Александр появился уже вечером. Он приехал на своей машине с водителем и помощником. Ильин поручил их заботам своих сотрудников, показал брату действительно интересное с точки зрения истории здание консульства, а потом увел его в город. Пройдя немного по уютным тихим улицам старого города, они зашли в маленький, буквально на пять столиков, погребок. Других посетителей там не было. Вообще ресторанный бизнес в стране был в упадке. С деньгами у народа плоховато стало. А вот кофейни чувствовали себя неплохо. В них охотно спасались участники протестов, когда их уж очень прижимали силовики, а иной раз они превращались в дискуссионные клубы – это когда по приказу тех же силовиков подвисал интернет, и народу было негде обмениваться мнениями.

– Что будешь местными грибами угощать? – Александр был как-то неестественно возбужден.

– И грибами, и драниками, и мясо найдется. Да и чем запить тут тоже есть.

– Давай тогда так. Прежде, чем выпивать начнем, хочу поговорить с тобой о серьезном. Вот уж последнее, что хотел бы делать, но приходится тебе неприятную новость сообщать. Тем более, и свою вину вижу.

– Ты давай ближе к делу, а то одним вступлением уже напугал.

– Давай ближе. Регина… в общем с моим обалдуем они сошлись. И говорят оба, что дело – серьезней некуда. Игорь от жены ушел, вернулся к нам в город, говорит: без нее не могу. И она… Серьезно у них все это, брат.

– Да знаю я…

– Откуда?

– Неважно. Значит, такая судьба. Ладно, я в принципе был готов. А ты-то в чем виноват?

– Ну, как же, они познакомились в июне, у меня за городом тогда собирались, перед тем, как ты заболел. Игорь еще тогда приезжал из Москвы. Всего, говорит, и пообщались чуть-чуть, а обоих как стукнуло.

– Чепуху не говори. Не у тебя, так в другом месте. Пусть живут. Я ей, в конце концов, не муж. Где собираются осесть-то?

– Да у нас, наверное. Место в доме хватит пока, работу я ему подберу, а она уходить из своей больницы не хочет.

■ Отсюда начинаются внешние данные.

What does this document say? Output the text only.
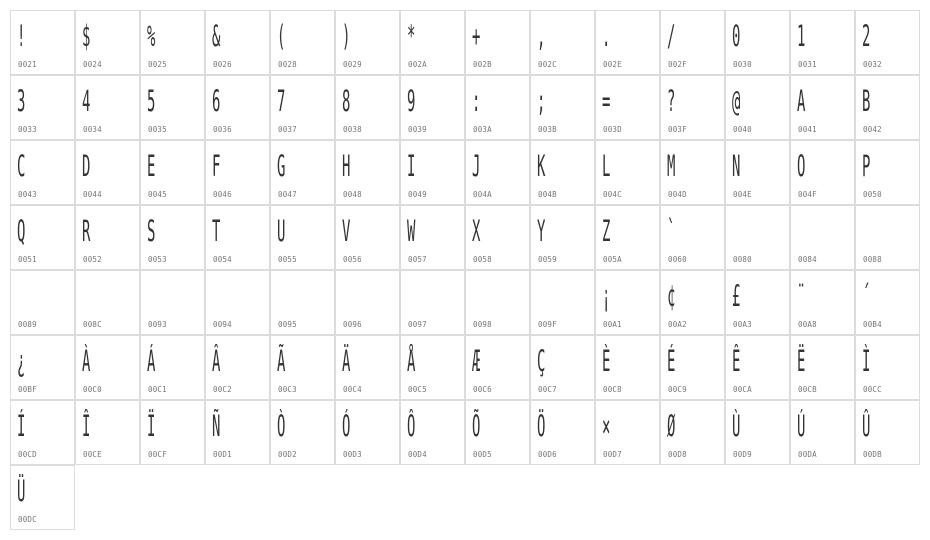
!
0021
$
0024
%
0025
&
0026
(
0028
)
0029
*
002A
+
002B
,
002C
.
002E
/
002F
0
0030
1
0031
2
0032
3
0033
4
0034
5
0035
6
0036
7
0037
8
0038
9
0039
:
003A
;
003B
=
003D
?
003F
@
0040
A
0041
B
0042
C
0043
D
0044
E
0045
F
0046
G
0047
H
0048
I
0049
J
004A
K
004B
L
004C
M
004D
N
004E
O
004F
P
0050
Q
0051
R
0052
S
0053
T
0054
U
0055
V
0056
W
0057
X
0058
Y
0059
Z
005A
`
0060	0080	0084	0088
0089	008C	0093	0094	0095	0096	0097	0098	009F
¡
00A1
¢
00A2
£
00A3
¨
00A8
´
00B4
¿
00BF
À
00C0
Á
00C1
Â
00C2
Ã
00C3
Ä
00C4
Å
00C5
Æ
00C6
Ç
00C7
È
00C8
É
00C9
Ê
00CA
Ë
00CB
Ì
00CC
Í
00CD
Î
00CE
Ï
00CF
Ñ
00D1
Ò
00D2
Ó
00D3
Ô
00D4
Õ
00D5
Ö
00D6
×
00D7
Ø
00D8
Ù
00D9
Ú
00DA
Û
00DB
Ü
00DC
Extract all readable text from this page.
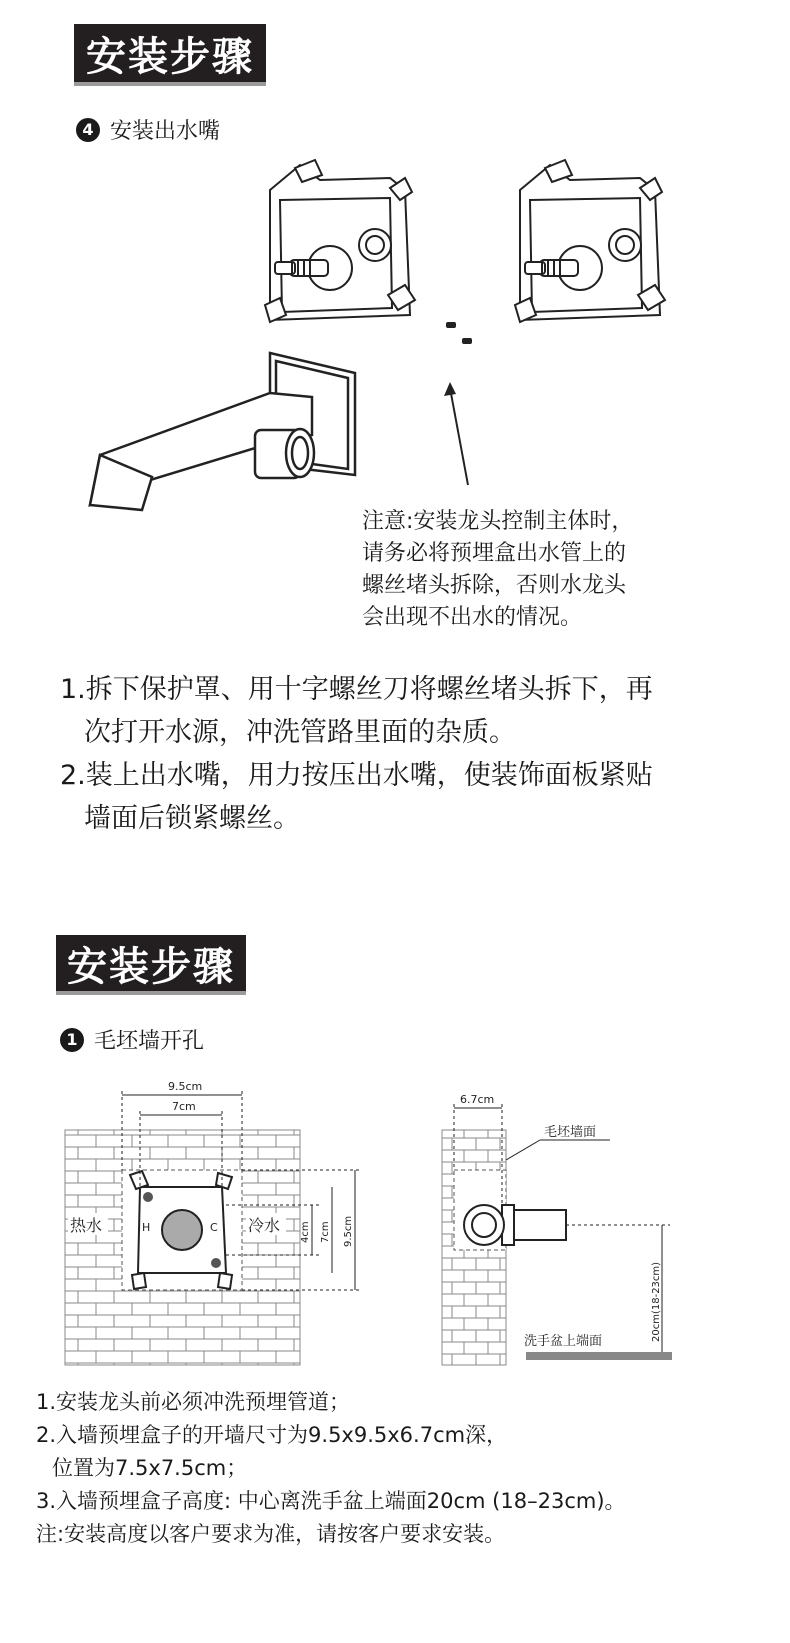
安装步骤
4 安装出水嘴
注意:安装龙头控制主体时，
请务必将预埋盒出水管上的
螺丝堵头拆除，否则水龙头
会出现不出水的情况。
1.拆下保护罩、用十字螺丝刀将螺丝堵头拆下，再
次打开水源，冲洗管路里面的杂质。
2.装上出水嘴，用力按压出水嘴，使装饰面板紧贴
墙面后锁紧螺丝。
安装步骤
1 毛坯墙开孔
H	C
9.5cm
7cm
4cm 7cm 9.5cm
热水	冷水
6.7cm
毛坯墙面
20cm(18-23cm)
洗手盆上端面
1.安装龙头前必须冲洗预埋管道；
2.入墙预埋盒子的开墙尺寸为9.5x9.5x6.7cm深，
位置为7.5x7.5cm；
3.入墙预埋盒子高度: 中心离洗手盆上端面20cm (18–23cm)。
注:安装高度以客户要求为准，请按客户要求安装。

– Ну, и хватит об этом. Давай-ка меню посмотрим. И расскажи заодно, что ты там, у соседей забыл?

Александр оживился.

– Дел пропасть. Кстати, и тебя касается. Ты Ткача помнишь?

Ильина аж передернуло.

– Ты что, решил любой ценой мне аппетит сегодня испортить? Этот-то тут причем?

– Сейчас будешь смеяться. Теперь он к тебе просителем заявиться хочет. Помощь твоя нужна. Кстати, и не только ему. Этот его проект теперь можно рассматривать уже почти как наш семейный бизнес. Ты вот послушай…

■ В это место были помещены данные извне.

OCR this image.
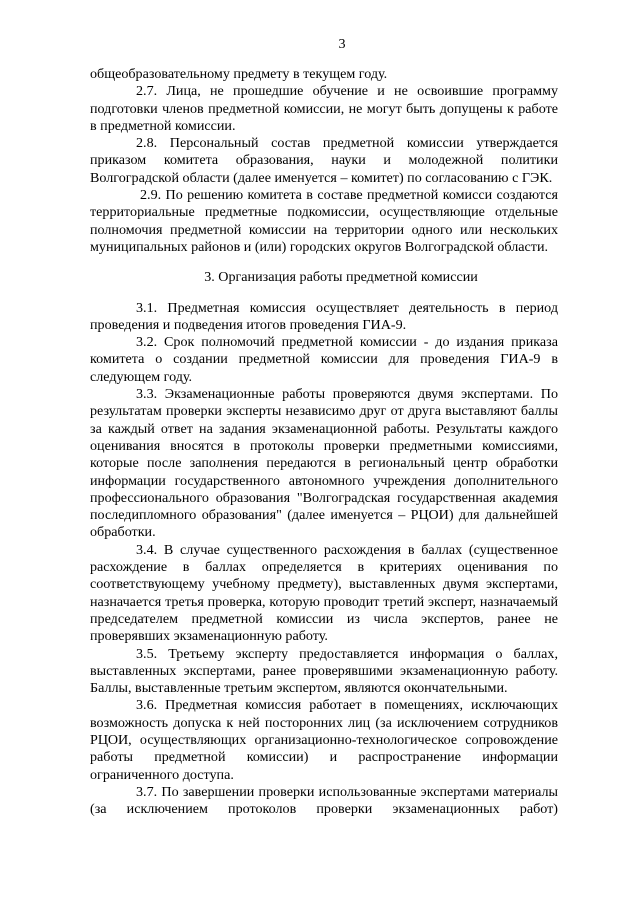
3

общеобразовательному предмету в текущем году.

2.7. Лица, не прошедшие обучение и не освоившие программу подготовки членов предметной комиссии, не могут быть допущены к работе в предметной комиссии.

2.8. Персональный состав предметной комиссии утверждается приказом комитета образования, науки и молодежной политики Волгоградской области (далее именуется – комитет) по согласованию с ГЭК.

2.9. По решению комитета в составе предметной комисси создаются территориальные предметные подкомиссии, осуществляющие отдельные полномочия предметной комиссии на территории одного или нескольких муниципальных районов и (или) городских округов Волгоградской области.

3. Организация работы предметной комиссии

3.1. Предметная комиссия осуществляет деятельность в период проведения и подведения итогов проведения ГИА-9.

3.2. Срок полномочий предметной комиссии - до издания приказа комитета о создании предметной комиссии для проведения ГИА-9 в следующем году.

3.3. Экзаменационные работы проверяются двумя экспертами. По результатам проверки эксперты независимо друг от друга выставляют баллы за каждый ответ на задания экзаменационной работы. Результаты каждого оценивания вносятся в протоколы проверки предметными комиссиями, которые после заполнения передаются в региональный центр обработки информации государственного автономного учреждения дополнительного профессионального образования "Волгоградская государственная академия последипломного образования" (далее именуется – РЦОИ) для дальнейшей обработки.

3.4. В случае существенного расхождения в баллах (существенное расхождение в баллах определяется в критериях оценивания по соответствующему учебному предмету), выставленных двумя экспертами, назначается третья проверка, которую проводит третий эксперт, назначаемый председателем предметной комиссии из числа экспертов, ранее не проверявших экзаменационную работу.

3.5. Третьему эксперту предоставляется информация о баллах, выставленных экспертами, ранее проверявшими экзаменационную работу. Баллы, выставленные третьим экспертом, являются окончательными.

3.6. Предметная комиссия работает в помещениях, исключающих возможность допуска к ней посторонних лиц (за исключением сотрудников РЦОИ, осуществляющих организационно-технологическое сопровождение работы предметной комиссии) и распространение информации ограниченного доступа.

3.7. По завершении проверки использованные экспертами материалы (за исключением протоколов проверки экзаменационных работ)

Ильин слушал брата и удивлялся, как же все в этом мире взаимосвязано. Речь как раз и шла о возможной будущей приватизации белорусских предприятий. В политической сфере еще ничего не было решено, ни о каких реформах и смене власти еще и речи не было, а российский бизнес уже прицеливался, какой бы кусочек местного промышленного пирожка повкуснее ему отхряпать, да еще и подешевле. Вот и Ткач сообразил, что его производство было бы неплохо дополнить заводиком в соседней с Брестской области, особенно если бы необходимую реконструкцию оборудования постепенно произвести с участием того самого австрийского машиностроительного завода, который в свое время купила Анна, а теперь его совладельцем вместе с сыновьями должен был стать Ильин. То есть формально быть владельцем собственности за границей он никак не мог, но это формально, а фактически дело другое. Александр же в этом деле был, как бы, гарантом сбыта продукции через госзаказ и в своей губернии, и в других, с главами которых он как-то умел договариваться.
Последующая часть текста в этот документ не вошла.